Because Mari’s kindred spirit infiltrated every pore in our bodies.
When I think of kindred spirits I always think of the Anne of Green Gables movies. Anne Shirley always talked about how her friends were her bosom friends and that they were kindred spirits.
I think Mari was a kindred spirit and that is why she will always be so fondly remembered. For me, she’s the one who organically or naturally through no selfish desire showed those around her what love is supposed to look like.
So many people today put up boundaries around their hearts for fear of getting hurt. How many people who get married thought it wouldn’t work out? I wonder if when they got married they had in the back of their minds that “Oh, I have a safety net ’cause if it doesn’t work out we can get a divorce.” There are probably way too many who do.
I’ve been married to the love of my life for over nineteen years. I always tell people with as much stuff as we’ve been through we should have been divorced ten times over or that our twentieth is more like a golden anniversary because there are so many people our age who have divorced at least once.
And let’s see what Keith and I have been through. After we hit our second year anniversary I hit a low point due to my childhood. As a result, we almost didn’t make it but found a way to get through. Next, we have infertility issues where we are told the chances of us getting pregnant the ol’ natural way were slim to none. Well, God must of not been listening as I found out I was pregnant on June 12, 1999.
Then a terrible pregnancy to where I had to be induced six weeks early and our precious baby girl Mariana was born. After she turned 18 months, she had three febrile seizures in a nine months period. Keith and I got to the point that if she had the slightest chance of getting sick, Tylenol became our best friend.

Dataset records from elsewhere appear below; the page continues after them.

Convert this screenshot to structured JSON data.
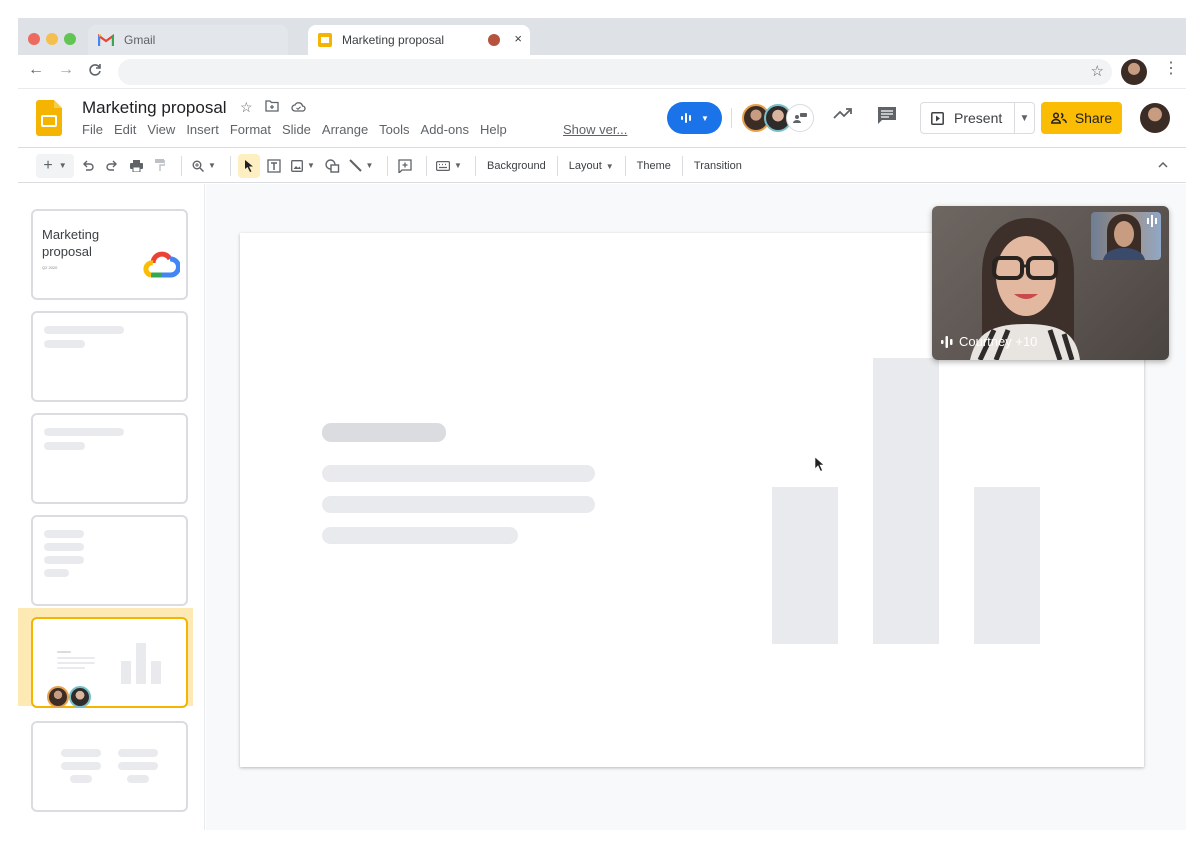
{
  "browser": {
    "tabs": [
      {
        "label": "Gmail",
        "icon": "gmail-icon",
        "active": false
      },
      {
        "label": "Marketing proposal",
        "icon": "slides-icon",
        "active": true,
        "recording": true
      }
    ],
    "close_glyph": "×",
    "nav": {
      "back": "←",
      "forward": "→",
      "reload": "C"
    },
    "star_glyph": "☆",
    "menu_glyph": "⋮"
  },
  "doc": {
    "title": "Marketing proposal",
    "menu": [
      "File",
      "Edit",
      "View",
      "Insert",
      "Format",
      "Slide",
      "Arrange",
      "Tools",
      "Add-ons",
      "Help"
    ],
    "show_version": "Show ver...",
    "present_label": "Present",
    "share_label": "Share",
    "colors": {
      "meet_blue": "#1a73e8",
      "share_yellow": "#fbbc04",
      "selection_yellow": "#f4b400"
    }
  },
  "toolbar": {
    "new_slide": "+",
    "text_buttons": [
      "Background",
      "Layout",
      "Theme",
      "Transition"
    ],
    "collapse_glyph": "^"
  },
  "filmstrip": {
    "slides": [
      {
        "index": 1,
        "title": "Marketing proposal",
        "subtitle": "Q2 2020",
        "active": false
      },
      {
        "index": 2,
        "active": false
      },
      {
        "index": 3,
        "active": false
      },
      {
        "index": 4,
        "active": false
      },
      {
        "index": 5,
        "active": true
      },
      {
        "index": 6,
        "active": false
      }
    ]
  },
  "slide_chart": {
    "type": "bar",
    "bars": [
      0.55,
      1.0,
      0.55
    ]
  },
  "video": {
    "name_label": "Courtney +10"
  }
}
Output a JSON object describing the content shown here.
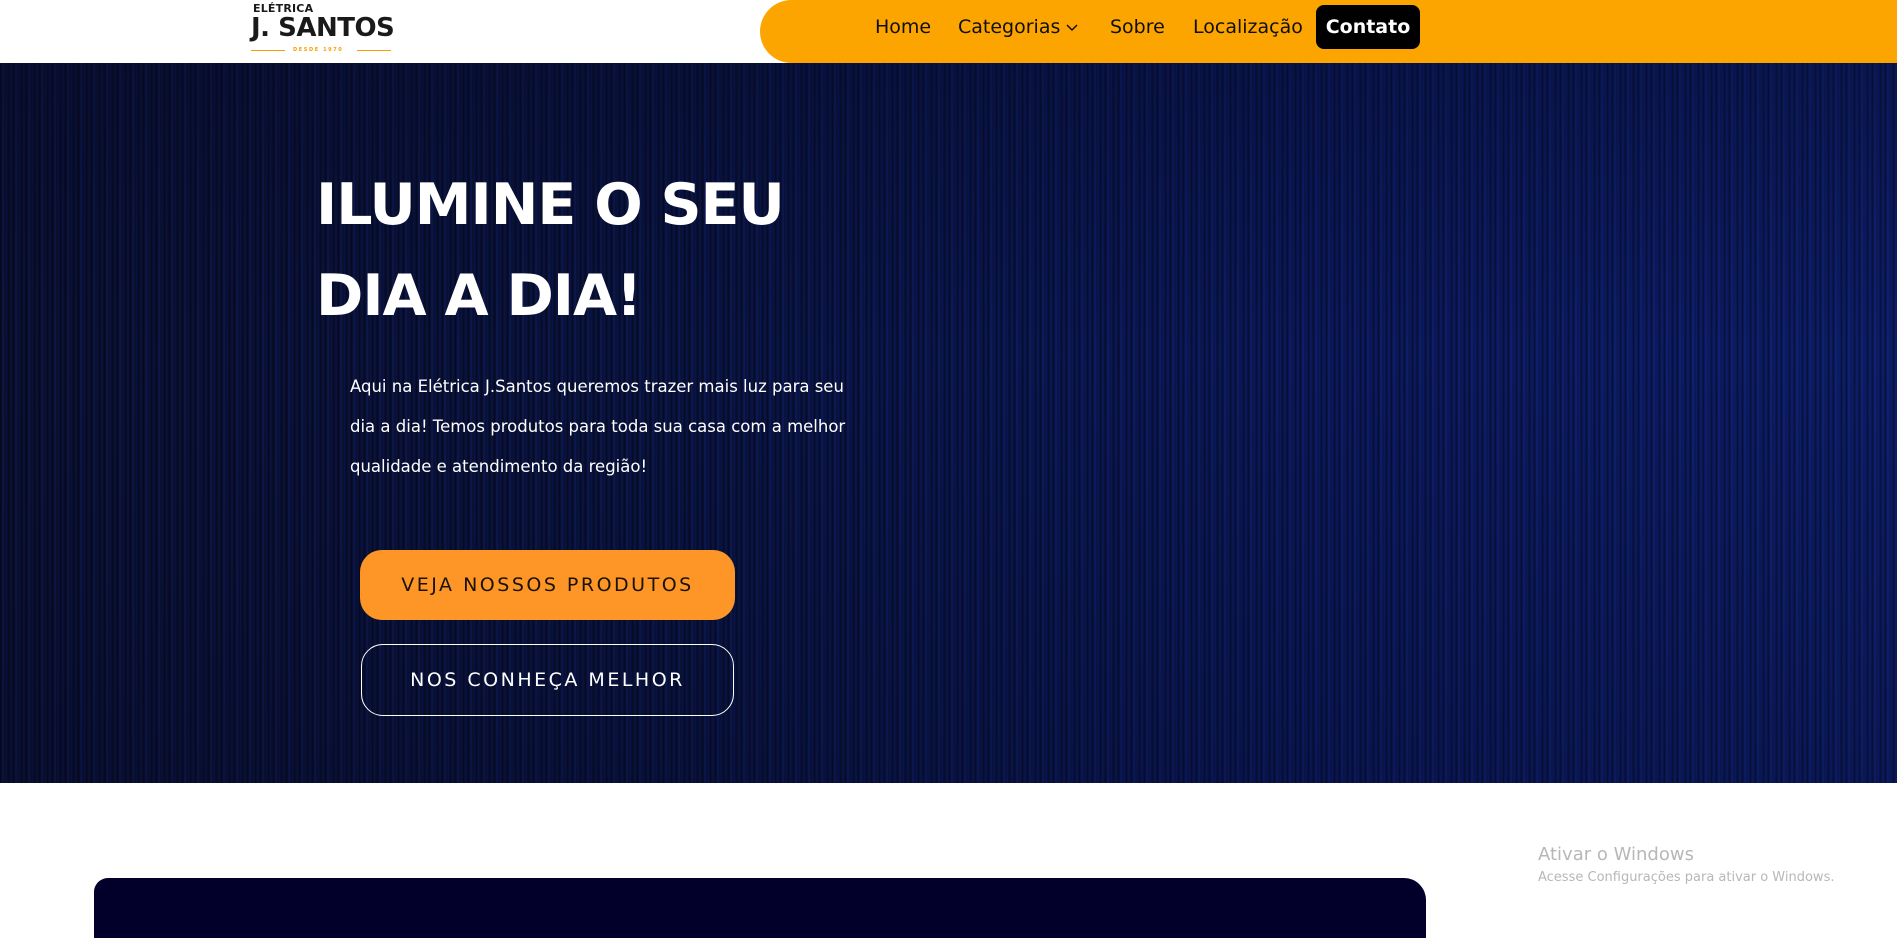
{
  "logo": {
    "top_text": "ELÉTRICA",
    "main_text": "J. SANTOS",
    "sub_text": "DESDE 1970"
  },
  "nav": {
    "items": [
      {
        "label": "Home"
      },
      {
        "label": "Categorias"
      },
      {
        "label": "Sobre"
      },
      {
        "label": "Localização"
      }
    ],
    "contact_label": "Contato"
  },
  "hero": {
    "title_line1": "ILUMINE O SEU",
    "title_line2": "DIA A DIA!",
    "description": "Aqui na Elétrica J.Santos queremos trazer mais luz para seu dia a dia! Temos produtos para toda sua casa com a melhor qualidade e atendimento da região!",
    "primary_button": "VEJA NOSSOS PRODUTOS",
    "secondary_button": "NOS CONHEÇA MELHOR"
  },
  "watermark": {
    "title": "Ativar o Windows",
    "subtitle": "Acesse Configurações para ativar o Windows."
  },
  "colors": {
    "nav_background": "#fca500",
    "primary_button": "#fd9626",
    "hero_background": "#0c1a60",
    "card_background": "#02002a"
  }
}
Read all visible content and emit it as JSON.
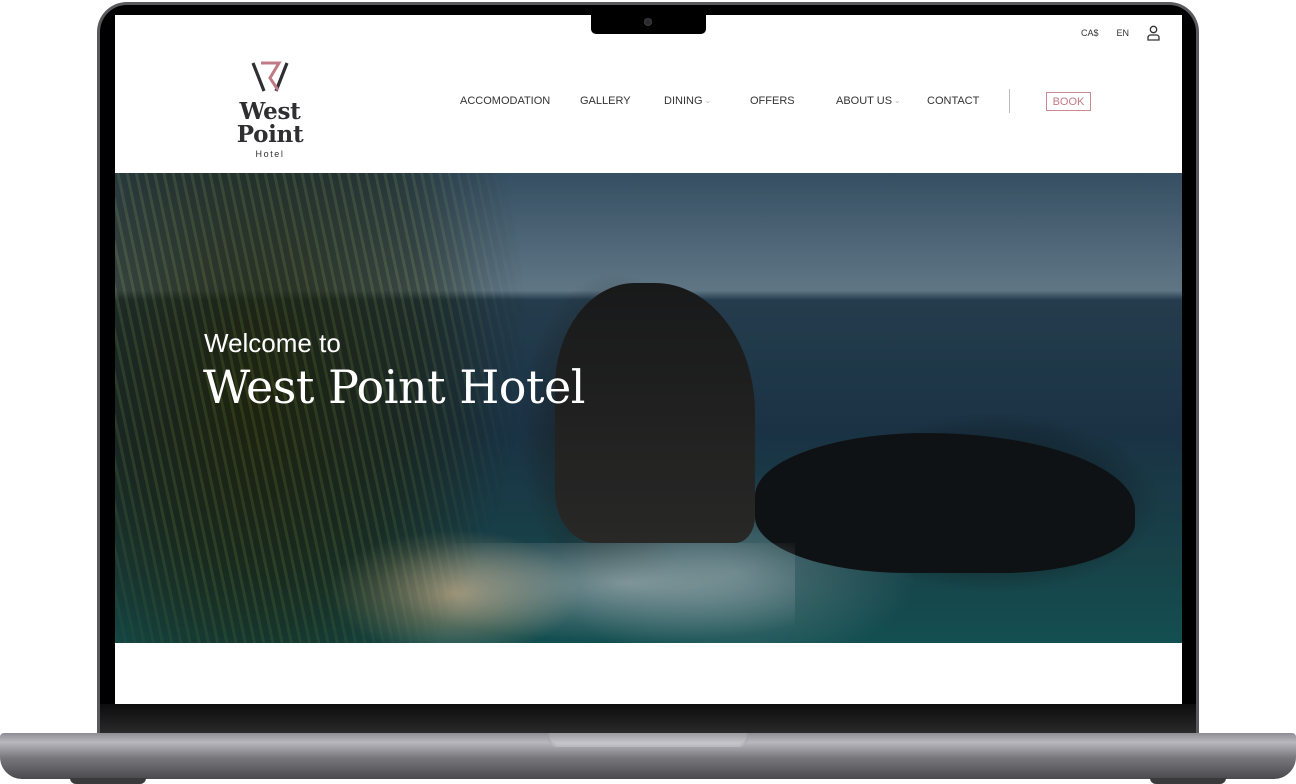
{
  "site": {
    "brand": {
      "name": "West Point",
      "subtitle": "Hotel",
      "accent_color": "#c07a84",
      "text_color": "#2f2f31"
    },
    "utility_bar": {
      "currency": "CA$",
      "language": "EN",
      "account_icon": "user-icon"
    },
    "nav": {
      "items": [
        {
          "label": "ACCOMODATION",
          "has_dropdown": false
        },
        {
          "label": "GALLERY",
          "has_dropdown": false
        },
        {
          "label": "DINING",
          "has_dropdown": true
        },
        {
          "label": "OFFERS",
          "has_dropdown": false
        },
        {
          "label": "ABOUT US",
          "has_dropdown": true
        },
        {
          "label": "CONTACT",
          "has_dropdown": false
        }
      ],
      "dropdown_icon": "⌄",
      "book_label": "BOOK"
    },
    "hero": {
      "welcome": "Welcome to",
      "title": "West Point Hotel",
      "image_description": "palm fronds over a coastal cliff with beach, sea rocks and ocean"
    }
  },
  "device": {
    "frame": "laptop"
  }
}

Grandma started to see somethings in Mari after she was two where she wasn’t developing okay. So started the trip we went on over the next year to find out what, if anything was not okay with Mari. Then on February 5, 2003 Mari was officially diagnosed with severe classic autism.
I forgot to mention my husband also became an Army recruiter. Which meant terrible working hours. So as Mari continued to grow the harder things became with her and her limitations. There were so many times where I cried. I’d say things like I wish I never had her. Obviously those were in times of trial over something Mari had done. The bottom-line is it isn’t easy raising a child with autism.
Then, Mari comes home from her special education summer school program with diarrhea. If you’re like any other mom or dad you think to yourself, “Oh, this is just a simple case of diarrhea.” Unfortunately it wasn’t. She had contracted the worst form of E coli as it’s 0157:H7. The final blow to our marriage came on July 16, 2008 when our precious little kindred spirit left this earth and now is in heaven.
She will always be remembered for sweet smile and beautiful personality.